Since the seventh Clean Energy Ministerial, AC Challenge participants have worked hard on their advanced cooling product goals. Recently, several participants reported on their accomplishments, including the following:
- Daikin sold over 10 million ACs that rely on climate-friendly refrigerants.
- Policy development and technical assistance projects in nearly 20 countries across four regions (Southern Africa, Southeast Asia, Pacific Islands, and Central America).
- Seven new energy-efficient and climate-friendly product series have been deployed by two participating manufacturers (TORO WATT and Ingersoll Rand).
- Participating manufacturers have launched production of new climate-friendly refrigerants and are testing energy-efficient HVAC components to release in the United States and beyond.
See each box below for full descriptions of commitments and 2017 progress updates. Read more about the original commitments to the campaign made in 2016 in the Advanced Cooling Challenge CEM7 Press Release.
The AC Challenge has developed the AC Market Tracker to show the status of cooling products in participating countries and beyond. It is an online tool that contains data on cooling products, such as energy efficiency, refrigerant, price, price versus efficiency and capacity, and so on. Policy makers, industry stakeholders, institutions, and consumers can use it to support policy design, research, and purchase decisions. The tool is available at http://www.iea.org/cem/AC-Challenge/.
The AC Challenge leverages the work of CEM’s Super-efficient Equipment and Appliance Deployment (SEAD) initiative, and builds on a public-private roundtable discussion on Energy Efficient Cooling and Demand Response at the fifth Clean Energy Ministerial in May 2014.
Why it’s needed
To foster prosperous and healthy societies. Access to cooling has been linked to improved health, productivity, economic growth, and education.
To achieve energy, development, and climate goals. Improving the average efficiency of air conditioners sold in 2030 by 30% could reduce emissions by up to 25 billion tonnes of CO2 over the lifetime of the equipment, equivalent to avoiding as many as 1,500 average (500-megawatt) power plants.
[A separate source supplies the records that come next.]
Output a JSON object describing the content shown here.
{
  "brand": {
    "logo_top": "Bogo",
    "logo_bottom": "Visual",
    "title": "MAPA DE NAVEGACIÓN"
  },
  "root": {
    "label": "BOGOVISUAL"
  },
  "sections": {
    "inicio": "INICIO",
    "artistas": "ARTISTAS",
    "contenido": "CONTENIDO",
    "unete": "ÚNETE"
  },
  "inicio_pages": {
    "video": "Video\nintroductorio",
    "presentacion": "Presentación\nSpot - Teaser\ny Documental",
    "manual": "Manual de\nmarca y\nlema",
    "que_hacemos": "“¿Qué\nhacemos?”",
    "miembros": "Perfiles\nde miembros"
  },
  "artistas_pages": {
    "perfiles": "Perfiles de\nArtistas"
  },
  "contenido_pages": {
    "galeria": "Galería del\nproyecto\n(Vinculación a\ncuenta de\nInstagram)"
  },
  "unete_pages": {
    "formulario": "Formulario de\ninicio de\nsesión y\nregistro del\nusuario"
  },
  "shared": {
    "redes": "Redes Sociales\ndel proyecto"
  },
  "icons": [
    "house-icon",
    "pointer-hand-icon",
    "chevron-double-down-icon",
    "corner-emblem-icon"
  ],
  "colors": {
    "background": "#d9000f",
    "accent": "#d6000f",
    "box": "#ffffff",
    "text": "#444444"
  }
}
To strengthen electric service reliability while saving resources. The cheapest megawatt is the one not used. A 30% improvement in air conditioner efficiency in 2030 would reduce peak electricity demand by as much as 340–790 gigawatts over the lifetime of the equipment, reducing stress on the delivery system, avoiding expensive infrastructure construction to meet growing demand, and saving consumers money.